Khalil continued to shine light on the loss and dehumanization of all the fathers around him at the ICE facility. “I have come to recognize the look in the eyes of every father in this detention center. I sit here contemplating the immensity of your birth and wonder how many more firsts will be sacrificed to the whims of the US government,” he wrote, further raising the hypocrisy of how “the same politicians who preach ‘family values’ are the ones tearing families apart.”

“My love for you is deeper than anything I have ever known. Loving you is not separate from the struggle for liberation,” Khalil told his son. “It is liberation itself. I fight for you, and for every Palestinian child whose life deserves safety, tenderness and freedom. I hope one day you will stand tall knowing your father was not absent out of apathy, but out of conviction.”

Khalil has now spent over two months in ICE captivity. Shortly after the birth of their son, Abdalla said in a statement, “My son and I should not be navigating his first days on earth without Mahmoud. ICE and the Trump administration have stolen these precious moments from our family in an attempt to silence Mahmoud’s support for Palestinian freedom.” 

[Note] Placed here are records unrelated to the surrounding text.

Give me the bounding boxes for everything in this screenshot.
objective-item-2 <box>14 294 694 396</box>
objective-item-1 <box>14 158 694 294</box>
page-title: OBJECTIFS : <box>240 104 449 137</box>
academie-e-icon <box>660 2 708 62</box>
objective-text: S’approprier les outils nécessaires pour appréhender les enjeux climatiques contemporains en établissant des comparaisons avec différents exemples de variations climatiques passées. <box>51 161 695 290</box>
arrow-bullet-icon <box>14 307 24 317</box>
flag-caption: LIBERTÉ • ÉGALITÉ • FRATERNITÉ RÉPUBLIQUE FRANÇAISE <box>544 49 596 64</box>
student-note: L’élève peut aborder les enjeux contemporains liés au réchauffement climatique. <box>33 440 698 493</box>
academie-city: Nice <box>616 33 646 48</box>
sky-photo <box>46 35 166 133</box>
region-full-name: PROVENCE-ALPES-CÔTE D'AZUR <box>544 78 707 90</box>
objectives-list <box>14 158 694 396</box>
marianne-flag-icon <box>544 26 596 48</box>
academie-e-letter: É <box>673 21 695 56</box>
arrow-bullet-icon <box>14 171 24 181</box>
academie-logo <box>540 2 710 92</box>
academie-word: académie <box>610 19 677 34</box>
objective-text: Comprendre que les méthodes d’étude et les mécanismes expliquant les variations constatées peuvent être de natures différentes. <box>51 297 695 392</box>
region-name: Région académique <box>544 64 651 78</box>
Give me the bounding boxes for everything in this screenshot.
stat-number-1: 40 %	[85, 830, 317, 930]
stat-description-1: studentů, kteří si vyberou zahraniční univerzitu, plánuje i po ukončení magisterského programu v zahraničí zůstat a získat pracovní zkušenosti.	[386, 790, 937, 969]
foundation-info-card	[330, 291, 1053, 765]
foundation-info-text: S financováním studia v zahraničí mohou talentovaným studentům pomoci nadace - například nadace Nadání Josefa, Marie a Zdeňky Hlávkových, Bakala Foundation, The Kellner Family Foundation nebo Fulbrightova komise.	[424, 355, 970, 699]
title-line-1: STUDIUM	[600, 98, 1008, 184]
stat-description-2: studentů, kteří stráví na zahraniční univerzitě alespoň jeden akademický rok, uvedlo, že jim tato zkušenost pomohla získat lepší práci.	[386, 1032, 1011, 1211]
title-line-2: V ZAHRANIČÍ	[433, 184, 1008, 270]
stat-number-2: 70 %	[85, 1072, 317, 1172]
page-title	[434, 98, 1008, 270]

Ja’Loni Amor, an attorney and reproductive justice advocate based in the South, wrote in an op-ed in March that Khalil’s case presents not just an immigration and free speech issue, but a reproductive justice issue, too. Amor called for reproductive rights and justice organizations in the U.S. to mobilize in support of Khalil and against family separation: “If reproductive justice organizations can’t fight the disappearing of a Palestinian father as his wife prepares to give birth, what is their commitment to reproductive freedom worth? What good is a movement that demands ‘freedom to parent’ but looks away when families of color are systematically denied the ability to raise their children in safety and dignity?”

Since Khalil’s detainment by ICE, the Trump administration has only escalated its attacks on international students and U.S. residents who so much as express support for Palestine or condemn Israel’s genocidal campaign against Gaza. Just last week, Rumeysa Ozturk, a Fulbright scholar at Tufts University who was arrested and held in an ICE detainment center over an op-ed advocating for peace, was finally released—but only after a month in captivity, smeared as a national security threat by Secretary of State Marco Rubio. In early April, Zeteo News reported that since Khalil’s arrest, the administration was in the process of trying to remove hundreds of international students without explanation, citing any amount of “criminal record,” including minor traffic violations and even experiencing domestic violence. Many of the students faced deportation threats specific to their peaceful advocacy against genocide and on behalf of Palestine.

“One day, you might ask why people are punished for standing up for Palestine, why truth and compassion feel dangerous to power,” Khalil wrote to his newborn. “These are hard questions, but I hope our story shows you this: the world needs more courage, not less. It needs people who choose justice over convenience.”